Hay que ser muy, muy malaguita para pedir el reposo absoluto a los pies del Cenachero, de la Farola o de la Equitativa. Lo siento, no estoy dispuesto. Mi reivindicación tiene un límite. Además, aunque la continuidad de estos monumentos está más o menos garantizada, siempre corre uno el riesgo de que le orine encima un perro o alguna criatura humana, y no es plan. Sé que hay más de uno dispuesto a que se guarden sus restos en La Rosaleda, pero no soy muy futbolero. El Unicaja tampoco me quita el sueño, así que descarto también el Martín Carpena, a pesar de que hace diez años Lou Reed dio allí un concierto que se me quedó clavado en la sien. En el centro histórico hay algunos sitios en los que no me importaría mantener la posteridad, pero aquí el riesgo se multiplica: hace poco cayó por su propio peso una bella casa decimonónica en la calle Mariblanca, y la mayoría de esos palacetes bajo cuyas losas me gustaría dejar pasar el tiempo están condenados a correr igual suerte, así que no me apetece que me confundan con los escombros. Los columbarios, en general, me dan mal rollo y además no pertenezco a ninguna cofradía, por lo que mis opciones son escasas. En el mar, ni pensarlo: no quiero que mis cenizas queden mezcladas con la nata en una orilla impracticable. ¿Y en el paraje natural de los Montes? Podría ser, pero los verdiales me gustan sólo el tiempo justo. Tal vez podría quedarme en algún entorno patrimonial histórico, como el Teatro Romano, pero no creo que la calle Alcazabilla esté lista para entonces. En Gibralfaro quedaría a merced de los chusmas que van a vacilar por la noche con sus motillos, y en la Alcazaba me aburriría soberanamente. Además, no me gusta la escayola. Por aquello de la cultura podría pedirme el Teatro Cervantes, pero querría largarme de allí cuando inauguraran (todavía pendiente, seguro: hay tantas cosas que no veré) el Auditorio. No descarto el Teatro Cánovas, pero a ver lo que hacen con El Ejido de aquí a entonces. El Museo Picasso no estaría mal; además, pienso que al Palacio de Buenavista le hace falta un buen fantasma, como al Reina Sofía (pregunten a los vigilantes nocturnos), pero con tanto turista me haría un lío descomunal.
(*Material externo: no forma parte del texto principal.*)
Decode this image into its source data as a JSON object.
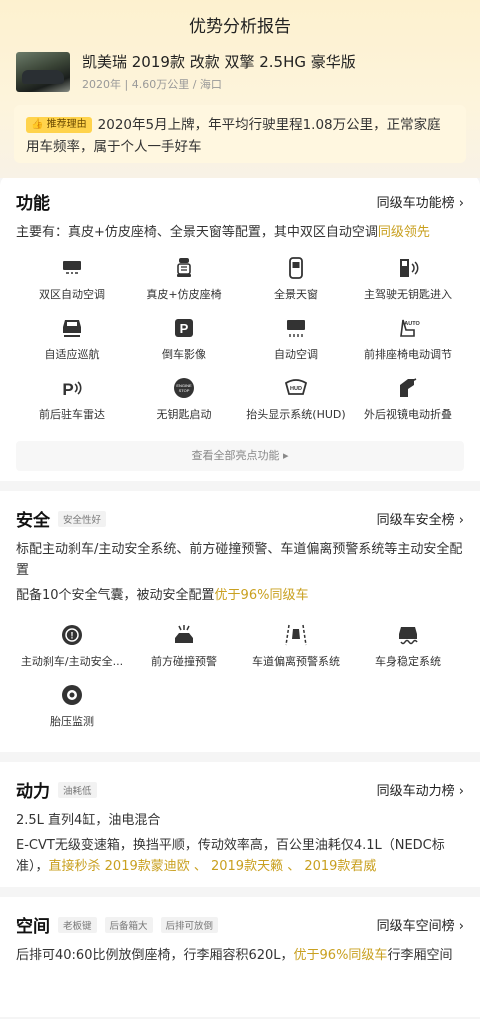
{
  "page_title": "优势分析报告",
  "car": {
    "name": "凯美瑞 2019款 改款 双擎 2.5HG 豪华版",
    "year": "2020年",
    "mileage": "4.60万公里",
    "city": "海口"
  },
  "reason": {
    "tag": "推荐理由",
    "text": "2020年5月上牌，年平均行驶里程1.08万公里，正常家庭用车频率，属于个人一手好车"
  },
  "function": {
    "title": "功能",
    "link": "同级车功能榜 ›",
    "desc_main": "主要有：真皮+仿皮座椅、全景天窗等配置，其中双区自动空调",
    "desc_hl": "同级领先",
    "items": [
      {
        "label": "双区自动空调",
        "icon": "dual-ac-icon"
      },
      {
        "label": "真皮+仿皮座椅",
        "icon": "seat-icon"
      },
      {
        "label": "全景天窗",
        "icon": "sunroof-icon"
      },
      {
        "label": "主驾驶无钥匙进入",
        "icon": "keyless-entry-icon"
      },
      {
        "label": "自适应巡航",
        "icon": "adaptive-cruise-icon"
      },
      {
        "label": "倒车影像",
        "icon": "parking-camera-icon"
      },
      {
        "label": "自动空调",
        "icon": "auto-ac-icon"
      },
      {
        "label": "前排座椅电动调节",
        "icon": "power-seat-icon"
      },
      {
        "label": "前后驻车雷达",
        "icon": "parking-radar-icon"
      },
      {
        "label": "无钥匙启动",
        "icon": "start-stop-icon"
      },
      {
        "label": "抬头显示系统(HUD)",
        "icon": "hud-icon"
      },
      {
        "label": "外后视镜电动折叠",
        "icon": "mirror-fold-icon"
      }
    ],
    "more": "查看全部亮点功能 ▸"
  },
  "safety": {
    "title": "安全",
    "badge": "安全性好",
    "link": "同级车安全榜 ›",
    "desc1": "标配主动刹车/主动安全系统、前方碰撞预警、车道偏离预警系统等主动安全配置",
    "desc2_main": "配备10个安全气囊，被动安全配置",
    "desc2_hl": "优于96%同级车",
    "items": [
      {
        "label": "主动刹车/主动安全...",
        "icon": "brake-icon"
      },
      {
        "label": "前方碰撞预警",
        "icon": "collision-warning-icon"
      },
      {
        "label": "车道偏离预警系统",
        "icon": "lane-departure-icon"
      },
      {
        "label": "车身稳定系统",
        "icon": "stability-icon"
      },
      {
        "label": "胎压监测",
        "icon": "tire-pressure-icon"
      }
    ]
  },
  "power": {
    "title": "动力",
    "badge": "油耗低",
    "link": "同级车动力榜 ›",
    "desc1": "2.5L 直列4缸，油电混合",
    "desc2_main": "E-CVT无级变速箱，换挡平顺，传动效率高，百公里油耗仅4.1L（NEDC标准），",
    "desc2_hl": "直接秒杀 2019款蒙迪欧 、 2019款天籁 、 2019款君威"
  },
  "space": {
    "title": "空间",
    "badges": [
      "老板键",
      "后备箱大",
      "后排可放倒"
    ],
    "link": "同级车空间榜 ›",
    "desc_main": "后排可40:60比例放倒座椅，行李厢容积620L，",
    "desc_hl": "优于96%同级车",
    "desc_tail": "行李厢空间"
  },
  "colors": {
    "highlight": "#c9a020",
    "header_bg": "#fdf1cf"
  }
}
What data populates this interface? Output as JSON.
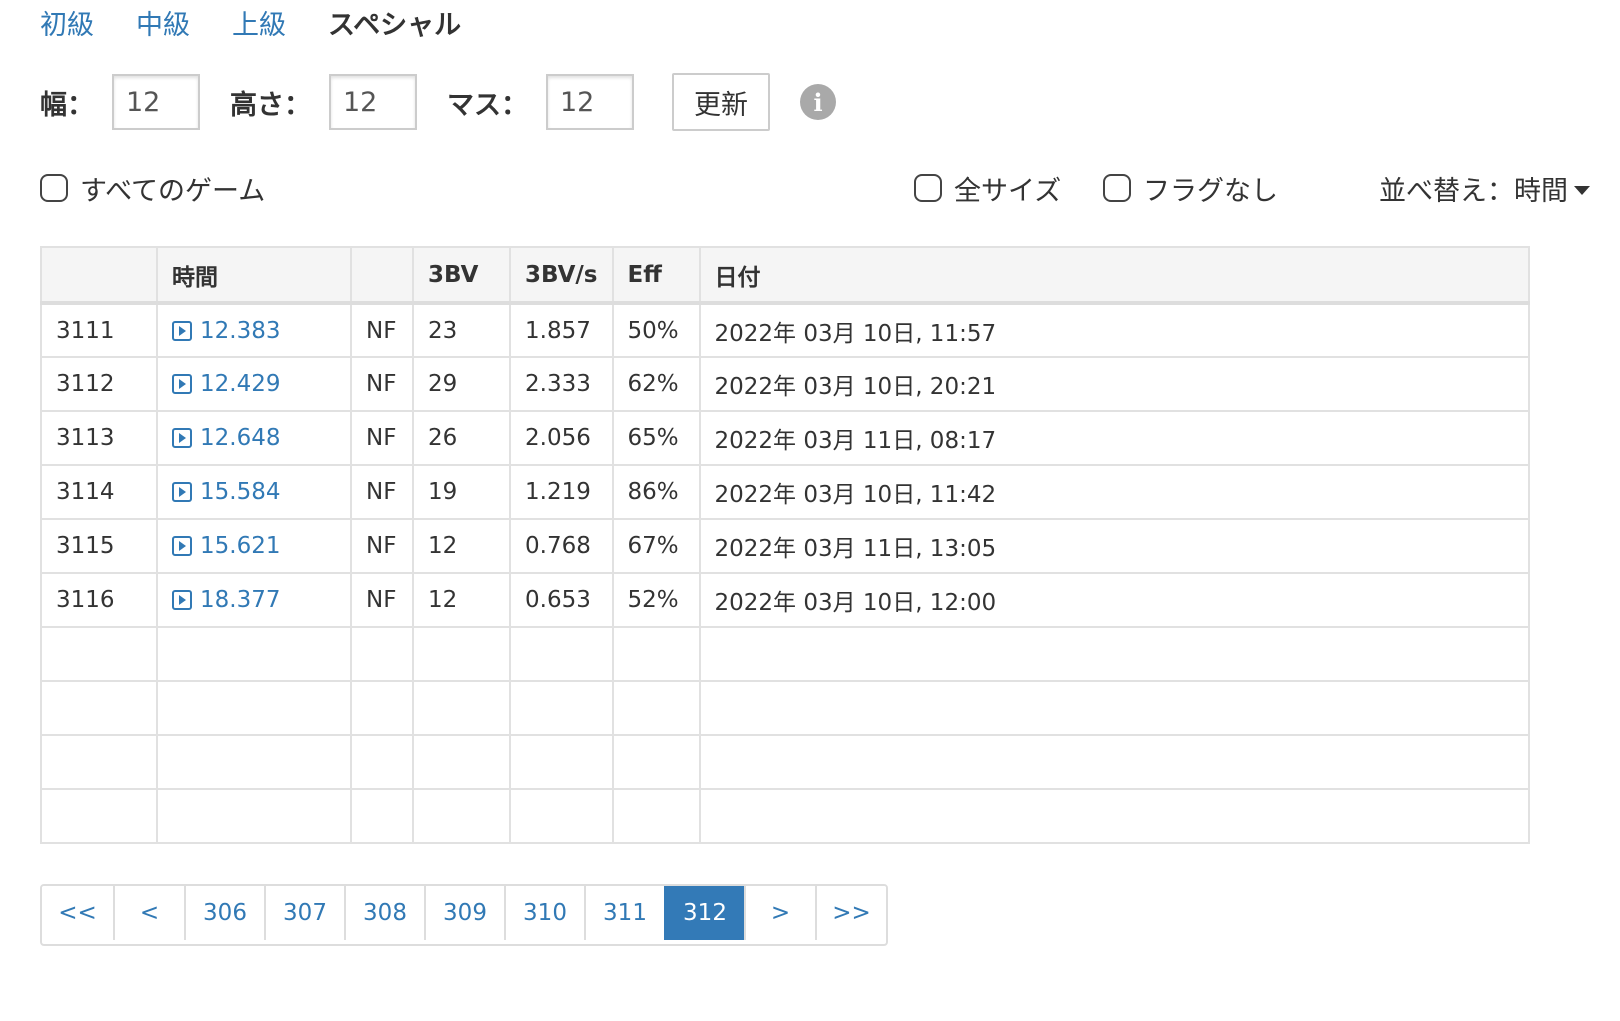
{
  "levels": [
    {
      "label": "初級",
      "active": false
    },
    {
      "label": "中級",
      "active": false
    },
    {
      "label": "上級",
      "active": false
    },
    {
      "label": "スペシャル",
      "active": true
    }
  ],
  "size_controls": {
    "width_label": "幅：",
    "width_value": "12",
    "height_label": "高さ：",
    "height_value": "12",
    "mines_label": "マス：",
    "mines_value": "12",
    "update_label": "更新",
    "info_icon": "info-circle-icon"
  },
  "filters": {
    "all_games_label": "すべてのゲーム",
    "all_games_checked": false,
    "all_sizes_label": "全サイズ",
    "all_sizes_checked": false,
    "no_flags_label": "フラグなし",
    "no_flags_checked": false,
    "sort_label": "並べ替え：時間"
  },
  "table": {
    "headers": [
      "",
      "時間",
      "",
      "3BV",
      "3BV/s",
      "Eff",
      "日付"
    ],
    "rows": [
      {
        "rank": "3111",
        "time": "12.383",
        "nf": "NF",
        "bv": "23",
        "bvs": "1.857",
        "eff": "50%",
        "date": "2022年 03月 10日, 11:57"
      },
      {
        "rank": "3112",
        "time": "12.429",
        "nf": "NF",
        "bv": "29",
        "bvs": "2.333",
        "eff": "62%",
        "date": "2022年 03月 10日, 20:21"
      },
      {
        "rank": "3113",
        "time": "12.648",
        "nf": "NF",
        "bv": "26",
        "bvs": "2.056",
        "eff": "65%",
        "date": "2022年 03月 11日, 08:17"
      },
      {
        "rank": "3114",
        "time": "15.584",
        "nf": "NF",
        "bv": "19",
        "bvs": "1.219",
        "eff": "86%",
        "date": "2022年 03月 10日, 11:42"
      },
      {
        "rank": "3115",
        "time": "15.621",
        "nf": "NF",
        "bv": "12",
        "bvs": "0.768",
        "eff": "67%",
        "date": "2022年 03月 11日, 13:05"
      },
      {
        "rank": "3116",
        "time": "18.377",
        "nf": "NF",
        "bv": "12",
        "bvs": "0.653",
        "eff": "52%",
        "date": "2022年 03月 10日, 12:00"
      }
    ],
    "empty_rows": 4
  },
  "pagination": {
    "first": "<<",
    "prev": "<",
    "pages": [
      "306",
      "307",
      "308",
      "309",
      "310",
      "311",
      "312"
    ],
    "current": "312",
    "next": ">",
    "last": ">>"
  },
  "colors": {
    "link": "#3179b5",
    "active_page": "#337ab7",
    "header_bg": "#f5f5f5",
    "border": "#e1e1e1"
  }
}
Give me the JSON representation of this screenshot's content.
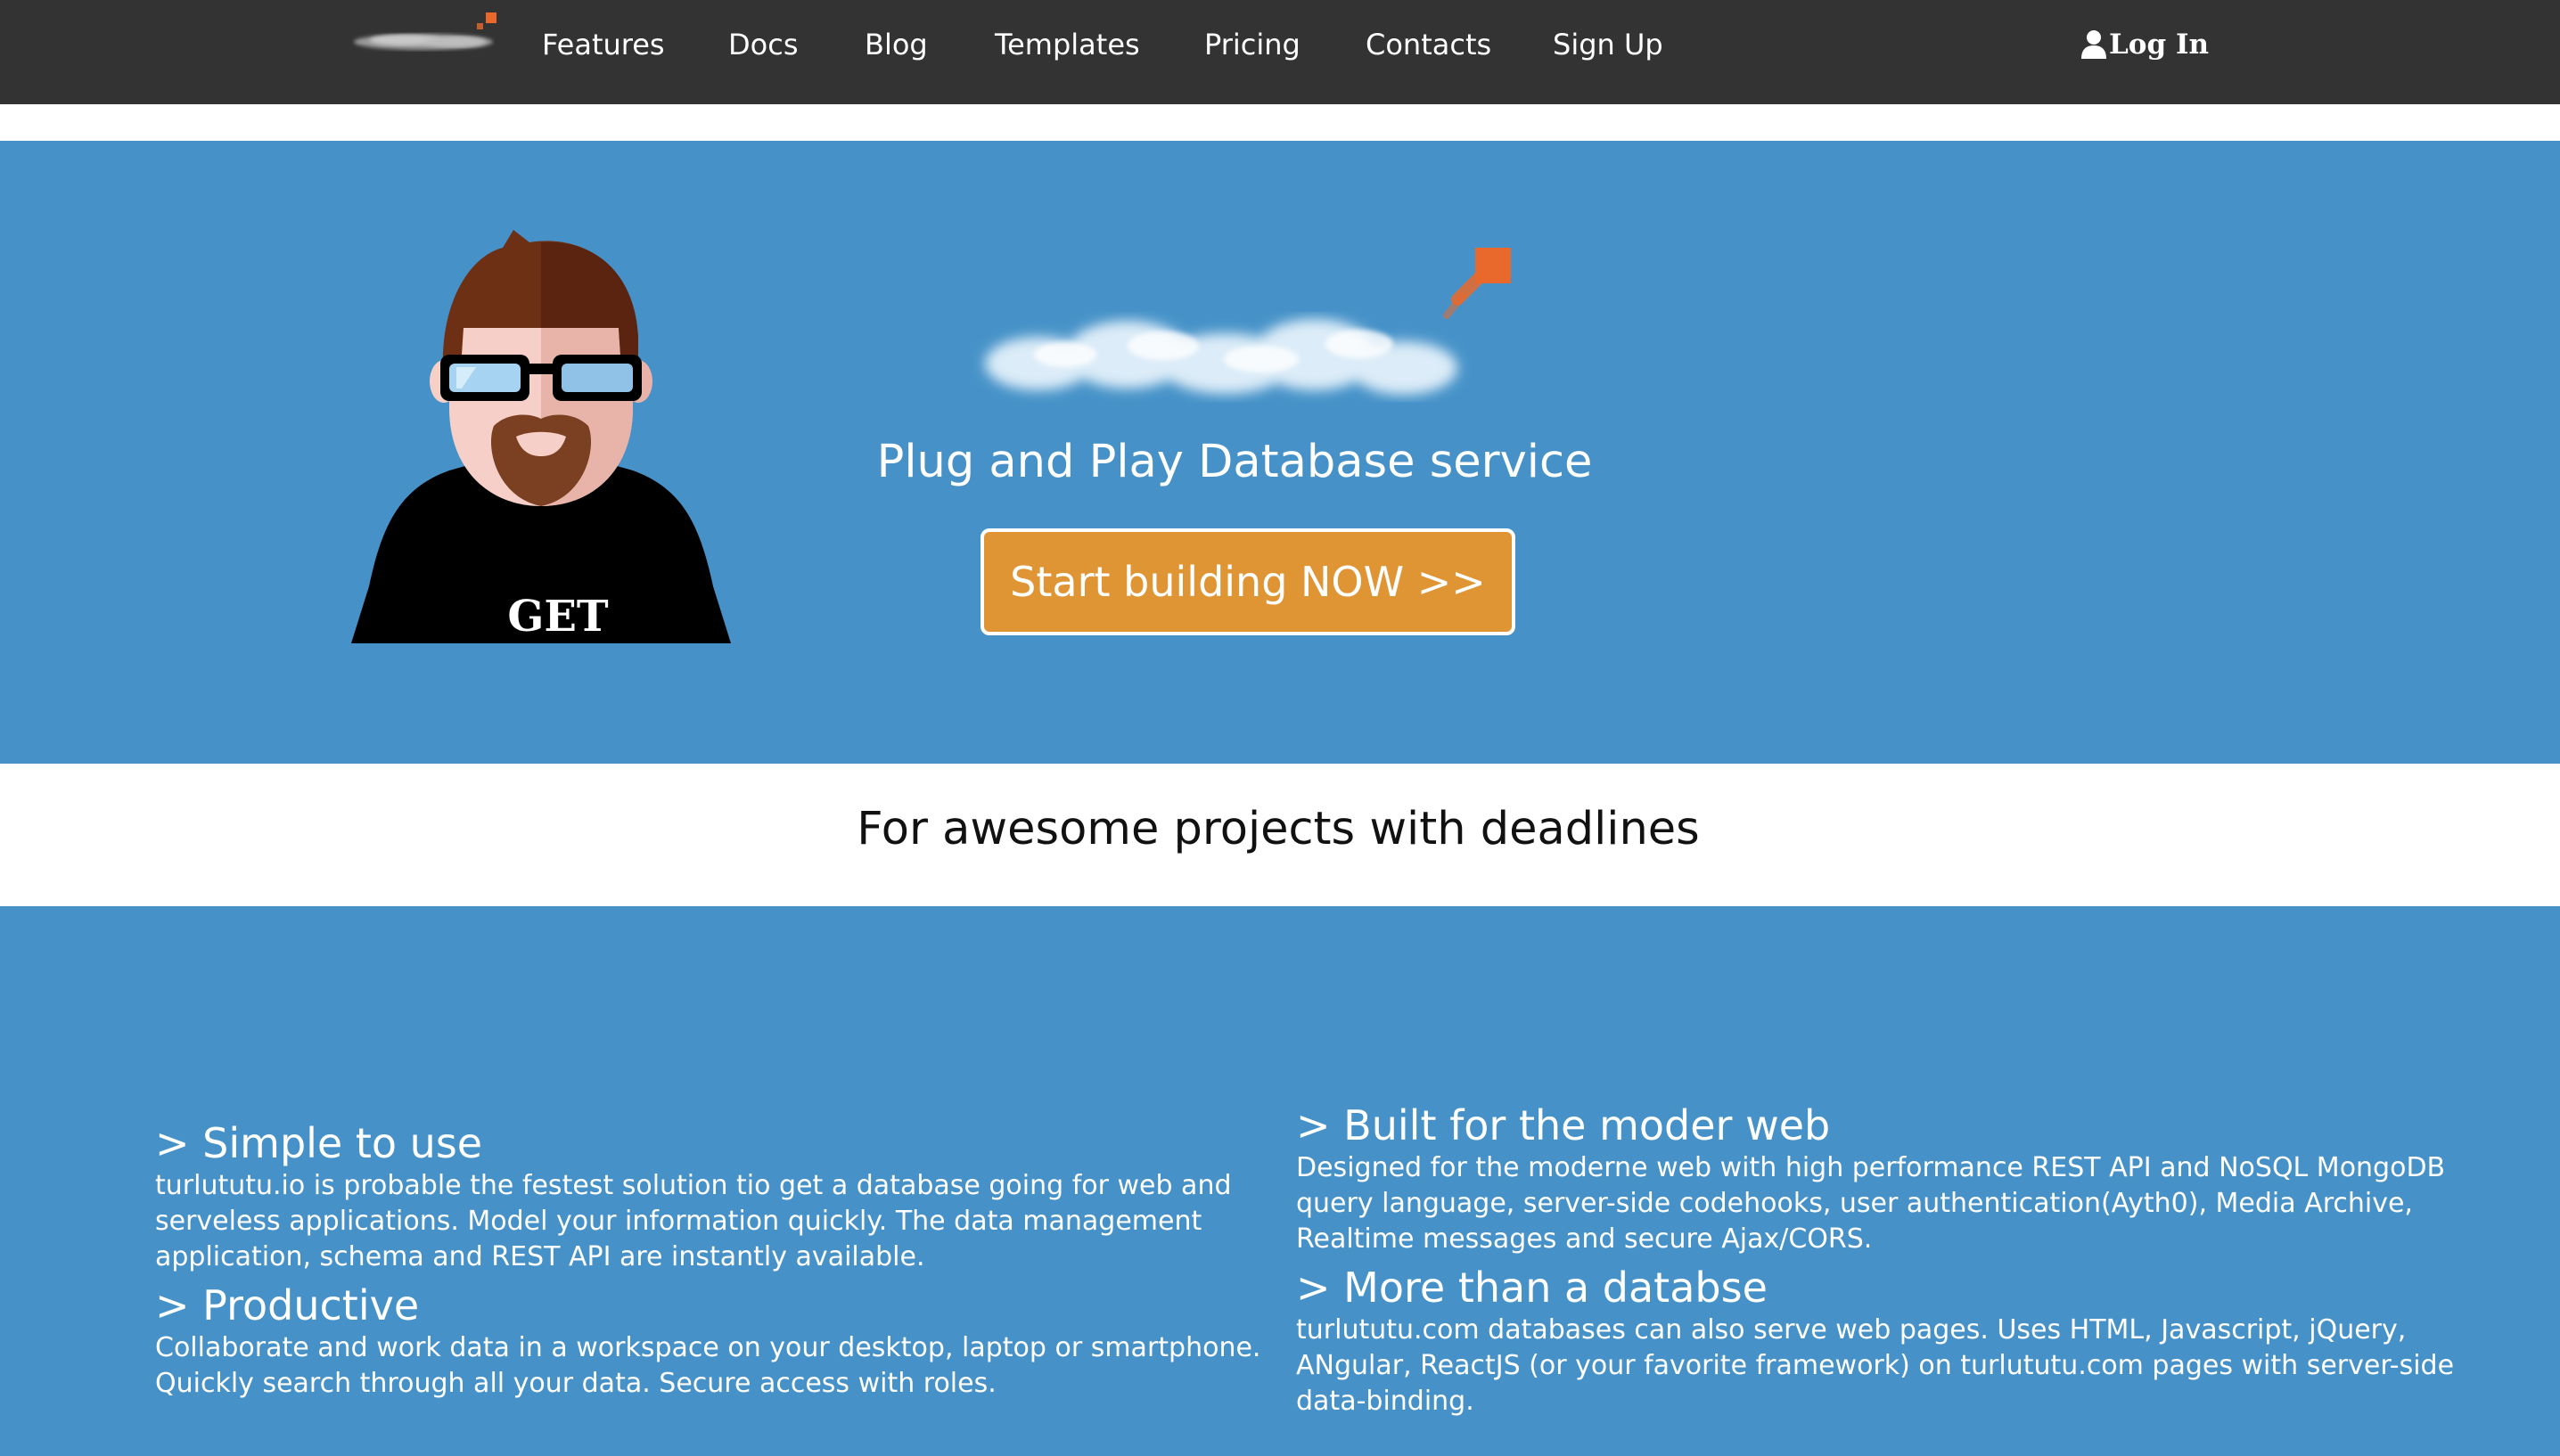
{
  "nav": {
    "items": [
      {
        "label": "Features"
      },
      {
        "label": "Docs"
      },
      {
        "label": "Blog"
      },
      {
        "label": "Templates"
      },
      {
        "label": "Pricing"
      },
      {
        "label": "Contacts"
      },
      {
        "label": "Sign Up"
      }
    ],
    "login_label": "Log In",
    "login_icon": "user-icon"
  },
  "hero": {
    "avatar_shirt_text": "GET",
    "tagline": "Plug and Play Database service",
    "cta_label": "Start building NOW >>"
  },
  "band": {
    "text": "For awesome projects with deadlines"
  },
  "features": [
    {
      "title": "> Simple to use",
      "body": "turlututu.io is probable the festest solution tio get a database going for web and serveless applications. Model your information quickly. The data management application, schema and REST API are instantly available."
    },
    {
      "title": "> Productive",
      "body": "Collaborate and work data in a workspace on your desktop, laptop or smartphone. Quickly search through all your data. Secure access with roles."
    },
    {
      "title": "> Built for the moder web",
      "body": "Designed for the moderne web with high performance REST API and NoSQL MongoDB query language, server-side codehooks, user authentication(Ayth0), Media Archive, Realtime messages and secure Ajax/CORS."
    },
    {
      "title": "> More than a databse",
      "body": "turlututu.com databases can also serve web pages. Uses HTML, Javascript, jQuery, ANgular, ReactJS (or your favorite framework) on turlututu.com pages with server-side data-binding."
    }
  ],
  "colors": {
    "nav_bg": "#333333",
    "hero_bg": "#4692c8",
    "cta_bg": "#e09535",
    "accent_orange": "#e8692b"
  }
}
Creo que, en el fondo, prefiero los lugares pequeños. Es curioso, pero puestos a recordar emociones me asaltan las que viví en estos espacios en los que nadie repara, sobre todo en mi infancia y mi adolescencia. No estaría mal quedarme después de muerto en Pat Discos, frente al mercado de Atarazanas, donde compré mis primeros vinilos cuando el acné me torturaba con paciencia inquisitorial. O la cafetería de Carranque donde iba con mis compañeros tras la salida del colegio a recoger los churros que habían sobrado de la mañana. O las dependencias de la antigua sede de la Diputación en la Plaza de la Marina en la que antaño estuvo la biblioteca, donde leí libros que me hirieron profundamente y sin remedio. Quizá el aula de cierto instituto en el que monté mi primer grupo de música. O, con creces, la Clínica Gálvez, donde nació mi hija Irene el día más feliz de mi vida. Hay bares en los que he tomado cervezas en ratos en los que el tiempo parecía haberse parado. Pero no sé cuánto quedará de esto en el futuro. En el fondo, me gustaría quedarme repartido en los bolsillos de las personas que quiero. Porque una ciudad es, sobre todo, quienes la habitan. Como el corazón.